Cette photographie représente l’intérieur de la petite boutique de la photo de UNE. La propriétaire y vendait de l’alimentation générale de base et accueillait une amie qui proposait friperie et confection neuve. Devant cette petite boutique donnant sur la rue Bamana s’agrégeait un petit commerce de rue : vente de goûters aux enfants en chemin vers l’école, vente de petits tas de tomates, piments, et autres produits agricoles locaux ; petit commerce illégal que la préfecture pourchasse avec entrain.
Tout le monde a déguerpi emportant sa maison et ses biens. Les tôles ont été méticuleusement détachées des chevrons fichés dans le sol dont certains vestiges attendent un transport ultérieur. Où vont-ils replanter leur maison et leur existence ? Personne ne les suivra.
Laissons les habitants s’organiser et commencer une nouvelle vie tout aussi précaire, fragile, insalubre et menacée sans répit par un État qui refuse délibérément de considérer comme citoyennes à part entière les catégories pauvres vivant sur ce territoire d’Outre-mer.
Harcelées, privées de logement et de gagne-pain, tout juste laissées en vie.
L’intérieur des logements exposé au ciel et au vent montre combien les démontages ont été effectués avec un souci constant de la récupération. Seul résiste le béton, comme ces dalles revêtues de carreaux de céramique, qui attestent un investissement sur la longue durée. Ne pouvant être emportées, elles seront broyées lors du passage des engins de chantiers dans les jours ou semaines à venir. Quelques tôles s’accrochent durablement sur leur chevron.
Tache jaune dans un décor de ruine, le fauteuil insolite aura disparu le lendemain. Il montre a minima que le déplacement spontané de population s’est effectué dans la précipitation. En réalité, tous les meubles et équipements ménagers furent sauvés. Quelques fauteuils ou canapés crevés, signes d’un confort révolu, ne valent pas le tracas du transport.

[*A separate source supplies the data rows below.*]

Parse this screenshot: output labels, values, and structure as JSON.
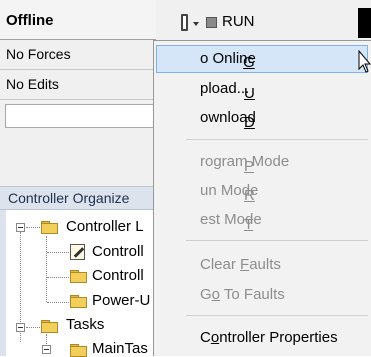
{
  "status": {
    "mode": "Offline",
    "forces": "No Forces",
    "edits": "No Edits"
  },
  "toolbar": {
    "run_label": "RUN"
  },
  "organizer": {
    "title": "Controller Organize",
    "tree": {
      "controller_folder": "Controller L",
      "item1": "Controll",
      "item2": "Controll",
      "item3": "Power-U",
      "tasks": "Tasks",
      "main_task": "MainTas"
    }
  },
  "menu": {
    "items": [
      {
        "pre": "",
        "key": "G",
        "post": "o Online",
        "disabled": false
      },
      {
        "pre": "",
        "key": "U",
        "post": "pload...",
        "disabled": false
      },
      {
        "pre": "",
        "key": "D",
        "post": "ownload",
        "disabled": false
      },
      {
        "pre": "",
        "key": "P",
        "post": "rogram Mode",
        "disabled": true
      },
      {
        "pre": "",
        "key": "R",
        "post": "un Mode",
        "disabled": true
      },
      {
        "pre": "",
        "key": "T",
        "post": "est Mode",
        "disabled": true
      },
      {
        "pre": "Clear ",
        "key": "F",
        "post": "aults",
        "disabled": true
      },
      {
        "pre": "G",
        "key": "o",
        "post": " To Faults",
        "disabled": true
      },
      {
        "pre": "C",
        "key": "o",
        "post": "ntroller Properties",
        "disabled": false
      }
    ]
  }
}
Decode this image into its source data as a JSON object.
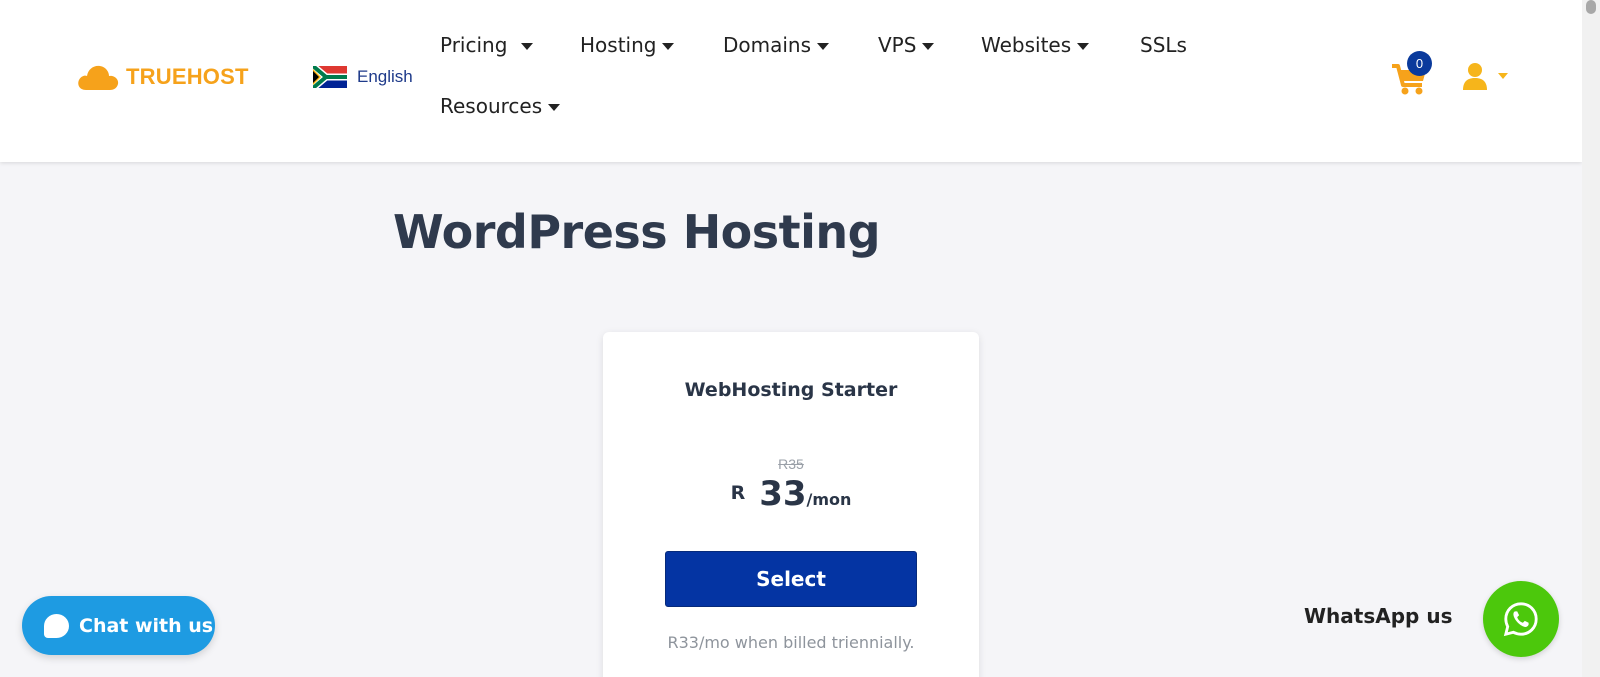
{
  "brand": {
    "name": "TRUEHOST",
    "accent": "#f6a21b",
    "primary": "#0434a3"
  },
  "language": {
    "label": "English",
    "flag_icon": "south-africa-flag-icon"
  },
  "nav": {
    "items": [
      {
        "label": "Pricing",
        "has_dropdown": true
      },
      {
        "label": "Hosting",
        "has_dropdown": true
      },
      {
        "label": "Domains",
        "has_dropdown": true
      },
      {
        "label": "VPS",
        "has_dropdown": true
      },
      {
        "label": "Websites",
        "has_dropdown": true
      },
      {
        "label": "SSLs",
        "has_dropdown": false
      },
      {
        "label": "Resources",
        "has_dropdown": true
      }
    ]
  },
  "cart": {
    "count": "0",
    "icon": "shopping-cart-icon"
  },
  "account": {
    "icon": "user-icon"
  },
  "page": {
    "title": "WordPress Hosting"
  },
  "plan": {
    "name": "WebHosting Starter",
    "old_price": "R35",
    "currency": "R",
    "amount": "33",
    "period": "/mon",
    "select_label": "Select",
    "billing_note": "R33/mo when billed triennially."
  },
  "chat": {
    "label": "Chat with us",
    "color": "#1e9be2"
  },
  "whatsapp": {
    "label": "WhatsApp us",
    "color": "#4cc80c",
    "icon": "whatsapp-icon"
  }
}
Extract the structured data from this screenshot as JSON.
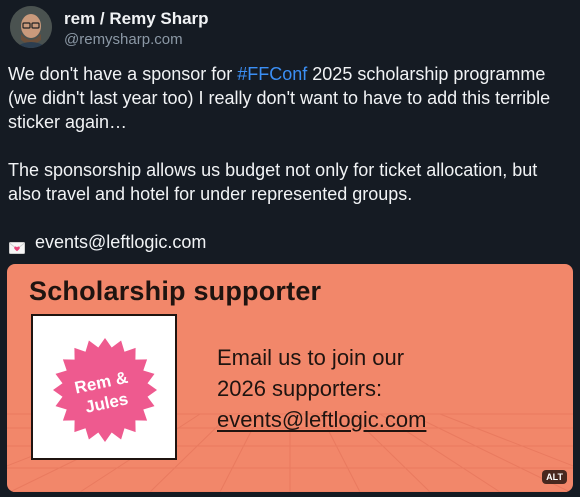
{
  "author": {
    "display_name": "rem / Remy Sharp",
    "handle": "@remysharp.com"
  },
  "post": {
    "line1_before": "We don't have a sponsor for ",
    "hashtag": "#FFConf",
    "line1_after": " 2025 scholarship programme (we didn't last year too) I really don't want to have to add this terrible sticker again…",
    "paragraph2": "The sponsorship allows us budget not only for ticket allocation, but also travel and hotel for under represented groups.",
    "email_icon": "love-letter-icon",
    "email": "events@leftlogic.com"
  },
  "media": {
    "title": "Scholarship supporter",
    "badge_line1": "Rem &",
    "badge_line2": "Jules",
    "copy_line1": "Email us to join our",
    "copy_line2": "2026 supporters:",
    "copy_email": "events@leftlogic.com",
    "alt_label": "ALT"
  },
  "colors": {
    "background": "#151b23",
    "hashtag": "#3b8ff5",
    "sticker_bg": "#f2876a",
    "badge_pink": "#ee5a8f"
  }
}
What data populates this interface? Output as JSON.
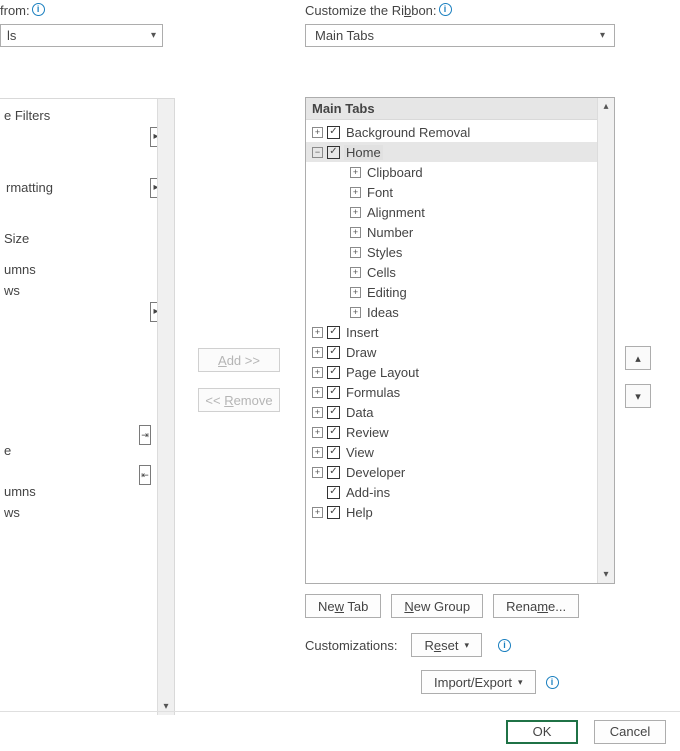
{
  "left": {
    "from_label_tail": "from:",
    "select_tail": "ls",
    "items": {
      "filters": "e Filters",
      "matting": "rmatting",
      "size": "Size",
      "umns1": "umns",
      "ws1": "ws",
      "e": "e",
      "umns2": "umns",
      "ws2": "ws"
    }
  },
  "mid": {
    "add": "Add >>",
    "remove": "<< Remove"
  },
  "right": {
    "label": "Customize the Ribbon:",
    "select_value": "Main Tabs",
    "tree_header": "Main Tabs",
    "tabs": {
      "bg": "Background Removal",
      "home": "Home",
      "home_children": {
        "clipboard": "Clipboard",
        "font": "Font",
        "alignment": "Alignment",
        "number": "Number",
        "styles": "Styles",
        "cells": "Cells",
        "editing": "Editing",
        "ideas": "Ideas"
      },
      "insert": "Insert",
      "draw": "Draw",
      "pagelayout": "Page Layout",
      "formulas": "Formulas",
      "data": "Data",
      "review": "Review",
      "view": "View",
      "developer": "Developer",
      "addins": "Add-ins",
      "help": "Help"
    },
    "buttons": {
      "new_tab": "New Tab",
      "new_group": "New Group",
      "rename": "Rename...",
      "cust_label": "Customizations:",
      "reset": "Reset",
      "import": "Import/Export"
    }
  },
  "footer": {
    "ok": "OK",
    "cancel": "Cancel"
  },
  "glyph": {
    "plus": "+",
    "minus": "−",
    "check": "✓",
    "caret_down": "▾",
    "tri_right": "▸",
    "tri_up": "▴",
    "tri_down": "▾"
  }
}
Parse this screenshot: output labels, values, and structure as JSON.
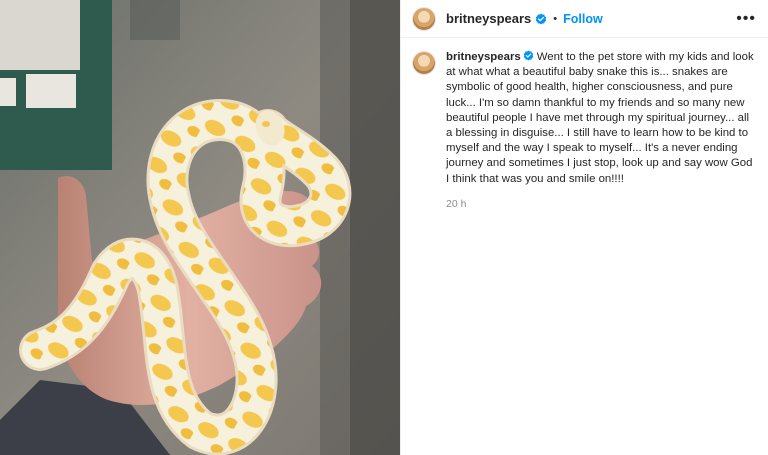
{
  "post": {
    "username": "britneyspears",
    "separator": "•",
    "follow_label": "Follow",
    "more_label": "•••",
    "caption": "Went to the pet store with my kids and look at what what a beautiful baby snake this is... snakes are symbolic of good health, higher consciousness, and pure luck... I'm so damn thankful to my friends and so many new beautiful people I have met through my spiritual journey... all a blessing in disguise... I still have to learn how to be kind to myself and the way I speak to myself... It's a never ending journey and sometimes I just stop, look up and say wow God I think that was you and smile on!!!!",
    "timestamp": "20 h",
    "icons": {
      "verified": "verified-badge-icon",
      "more": "more-options-icon"
    },
    "colors": {
      "accent": "#0095f6",
      "text": "#262626",
      "muted": "#8e8e8e",
      "divider": "#efefef",
      "snake_base": "#f6f0d8",
      "snake_pattern": "#f5c84c"
    }
  }
}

Banga shababi. Logement d’adolescent. Traditionnellement, le jeune garçon quitte la maison de la mère à l’occasion de sa puberté. Il construit sa banga [2] , (qui signifie en comorien la maison d’une pièce et non pas le bidonville ou la maison en tôle), à l’orée du village dans un quartier spécifique où se regroupent les jeunes de sa nouvelle condition. Tous soulignent avec admiration la créativité des jeunes garçons dans la décoration intérieure et extérieure de leur premier espace personnel. Cette tradition se délite dans les familles mahoraises disposant de maison à plusieurs pièces où les garçons jouissent d’une chambre. La délinquance adolescente dont la presse et les autorités font leur choux gras trouve sans doute une de ses racines dans la déliquescence de cette tradition car les femmes peinent dans l’éducation des jeunes garçons qui ne leur revenait pas il y a peu. Ils se socialisaient à partir de leur treizième année dans un univers masculin et collectif du village où ils venaient d’être admis [3] .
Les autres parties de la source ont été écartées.